During mild TBI, blood-brain barrier disruption allows the release of a plethora of pro-inflammatory and damage-associated molecules into the systemic circulation [40]. Increased levels of chemokine CCL2; TNF-α; and interleukins (IL-) 6, 8, and 10 have previously been found in blood serum several days after severe TBI [41, 42]. However, it remains unclear which molecule, or factor, triggers TRPC6 activity after mild TBI in our mouse model. Notably, we did not observe any increase of TRPC6 expression levels in the aortic wall after TBI indicating that changes in TRPC6 activity rather than expression may be mediating aortic endothelial dysfunction. Consistent with this, we found that activation of TLR4 signaling via LPS caused pronounced aortic endothelial dysfunction without TBI, in a TRPC6-dependent manner. We propose that a TLR4 agonist may be present in the systemic circulation after TBI that triggers TRPC6 activity. This hypothesis is supported by a previous report that TLR4 genetic ablation reduces tissues injury events associated with brain trauma [43] and by our data indicating that 7-day treatment with TAK-242, a specific inhibitor of TLR4, significantly improved endothelial function in TBI mice (Fig. 8).

A recent study demonstrated that TBI is also associated with significant cardiac dysfunction identified by decreased left ventricular ejection fraction and fractional shortening, which was observed up to 30 days post-TBI [44]. The authors established that splenectomy significantly decreased cardiac dysfunction, but not neurological or cognitive function, after TBI. Thus, it appears that the TBI-induced neuroinflammation may trigger systemic inflammation and immune cell infiltration in the cardiac tissue, further implicating systemic immune response as a factor underlying TBI-mediated cardiovascular dysfunction.

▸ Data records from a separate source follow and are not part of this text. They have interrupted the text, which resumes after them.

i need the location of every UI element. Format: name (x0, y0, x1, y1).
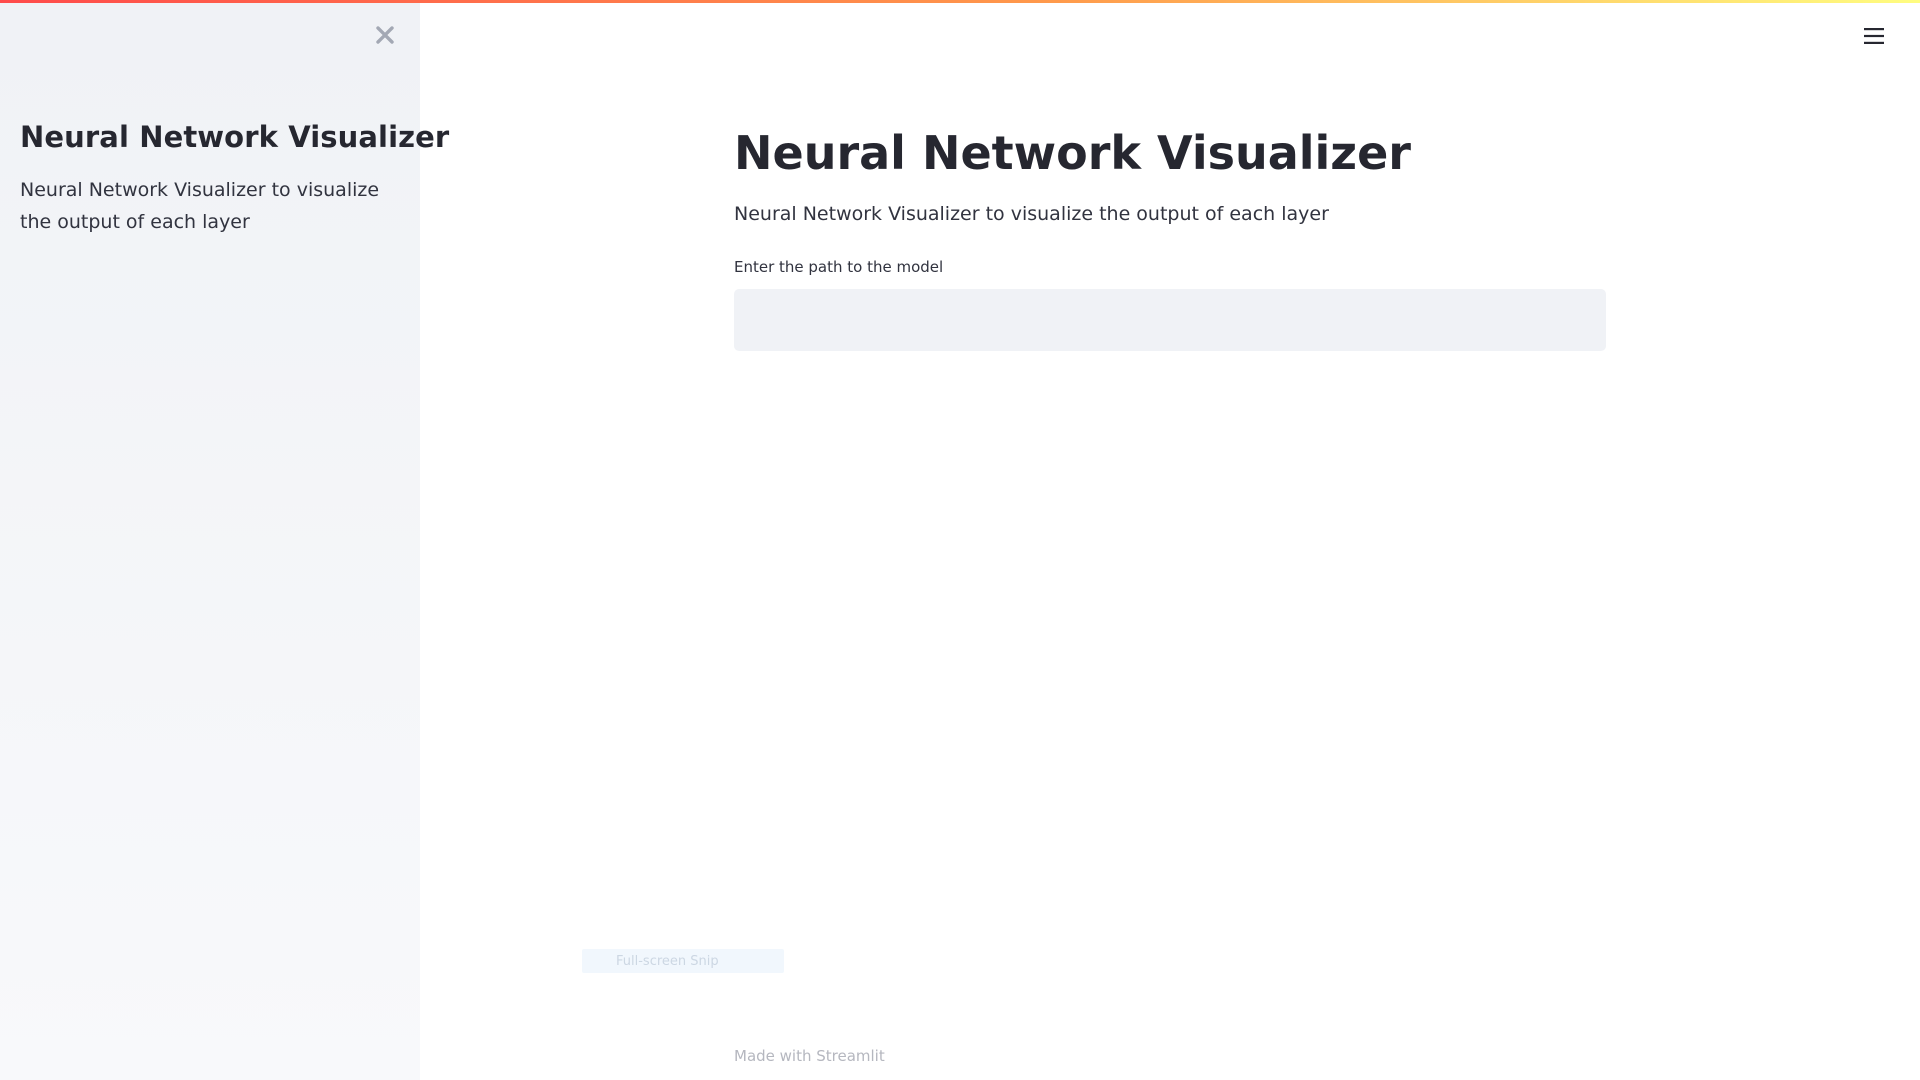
footer-made-with[interactable]: Made with Streamlit (734, 1047, 885, 1065)
page-title: Neural Network Visualizer (734, 126, 1411, 180)
model-path-label: Enter the path to the model (734, 258, 944, 276)
page-description: Neural Network Visualizer to visualize t… (734, 203, 1329, 225)
sidebar-description: Neural Network Visualizer to visualize t… (20, 179, 380, 233)
model-path-input[interactable] (734, 289, 1606, 351)
sidebar-title: Neural Network Visualizer (20, 120, 450, 154)
close-icon[interactable] (372, 22, 398, 48)
hamburger-menu-icon[interactable] (1862, 24, 1886, 48)
snip-label: Full-screen Snip (616, 953, 719, 969)
top-decoration-bar (0, 0, 1920, 3)
snip-tooltip-ghost: Full-screen Snip (582, 949, 784, 973)
sidebar: Neural Network Visualizer Neural Network… (0, 0, 449, 1080)
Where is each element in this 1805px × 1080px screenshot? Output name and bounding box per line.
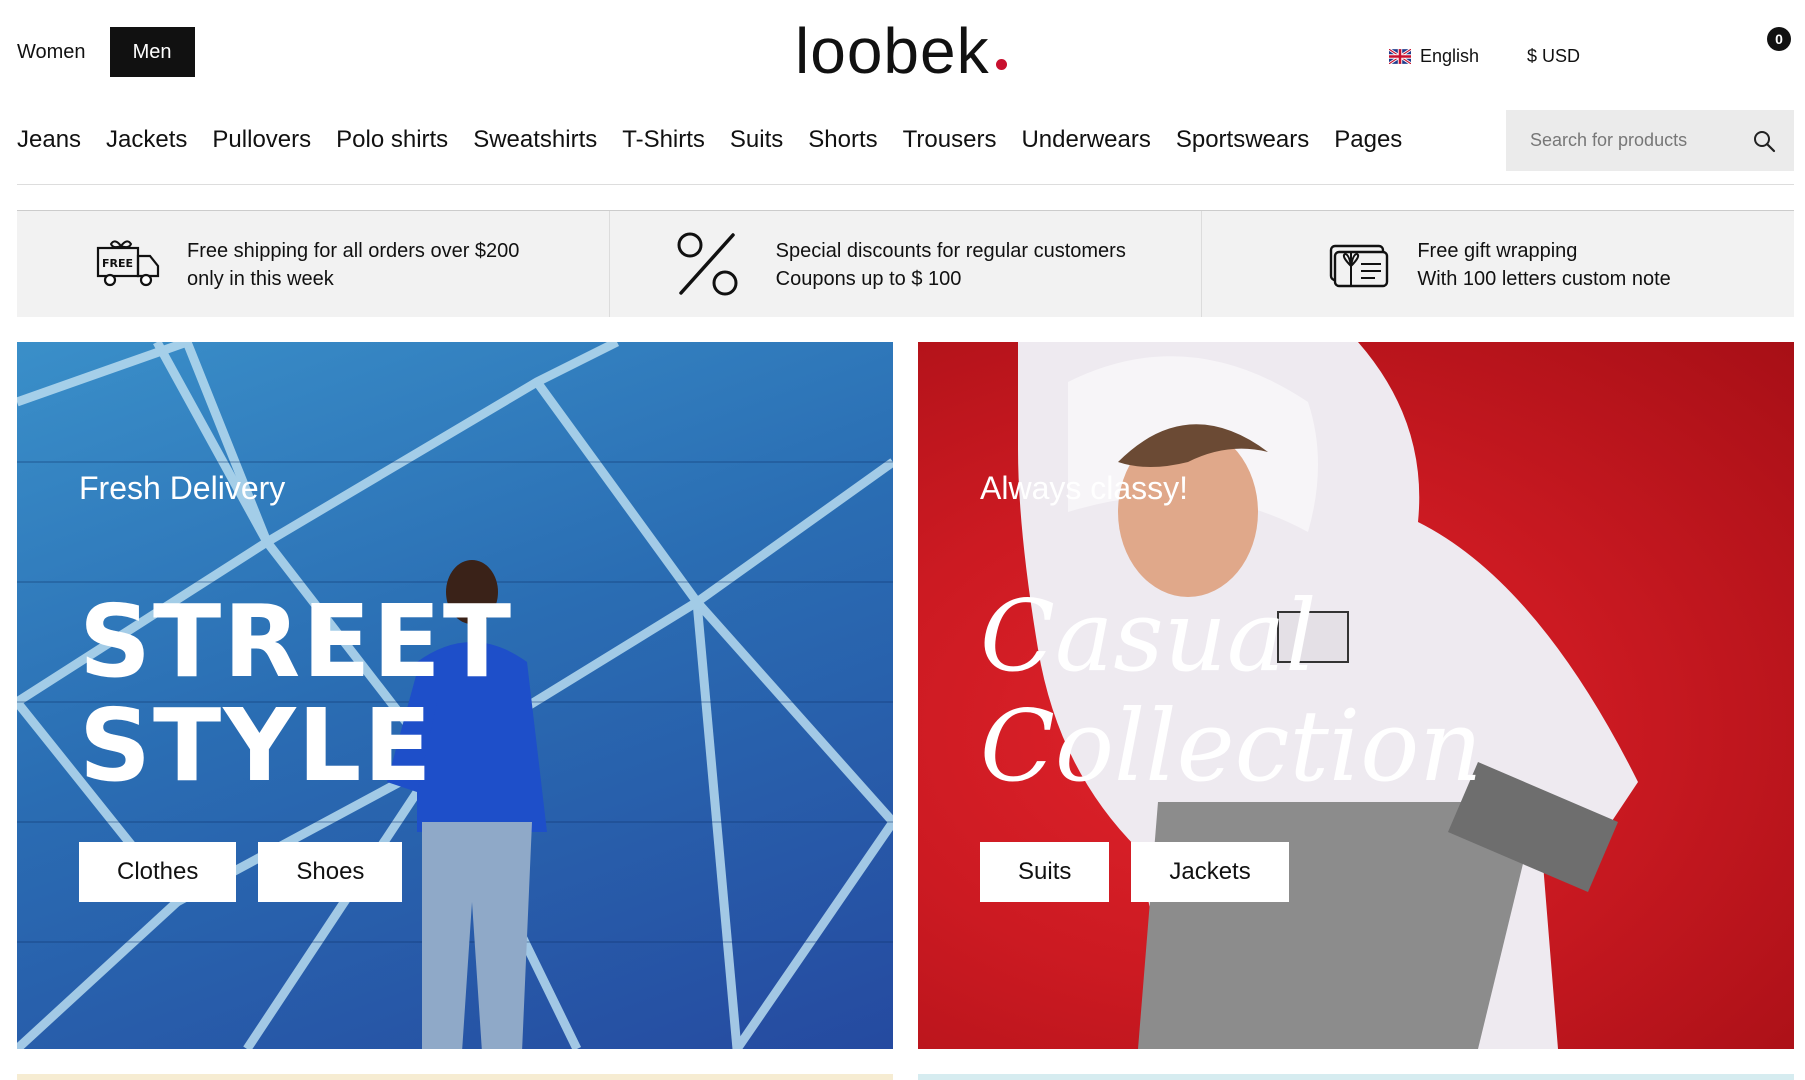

In this study, we found that the genetic ablation of TRPC1 in mice does not protect from TBI-associated vascular dysfunction. These data are consistent with the observation by Peters et al. [45] that TRPC1−/− mice exhibited similar neurological deficits as wild type mice up to 21 days after closed-head mild TBI. Interestingly, Peters et al. [45] found that carvacrol, 5-isopropyl-2-methylphenol, isolated from the essential oil of Origanum vulgare, was effective in improving neurological severity score in TRPC1−/− mice but not in wild type mice, implicating TRPC1 elimination as a sensitizer for the carvacrol beneficial effect after TBI. However, Peters et al. [45] did not investigate the effect of closed-head TBI on the vasculature.

Importantly, we found that pharmacological inhibition of TRPC6 with larixyl acetate was effective at preventing TBI-induced systemic vascular dysfunction (Fig. 4). Larixyl acetate-dependent inhibition of TRPC6 was first described in the elegant paper by Dr. Michael Schaefer’s research team [36]. Urban et al. [36] demonstrated that the compound’s apparent IC50 value was approximately 0.65 μM for TRPC6, which is 10–100× lower than that for other members of the TRPC channel subfamily. Importantly, the authors showed that larixyl acetate’s cytotoxicity was very low and that the compound did not lose its bioactivity even after a 24-h incubation in citrate-supplemented human whole blood at 37 °C. Together, these data suggest that larixyl acetate treatment may be an effective therapeutic strategy for limiting the damaging effects on TBI on the systemic vasculature.

Conclusions

We show for the first time that TRPC6 genetic ablation or pharmacological inhibition with larixyl acetate prevents TBI-associated systemic endothelial dysfunction in mice. These findings identify TRPC6 as a promising target for developing new therapeutic drugs to treat endothelial dysfunction after TBI.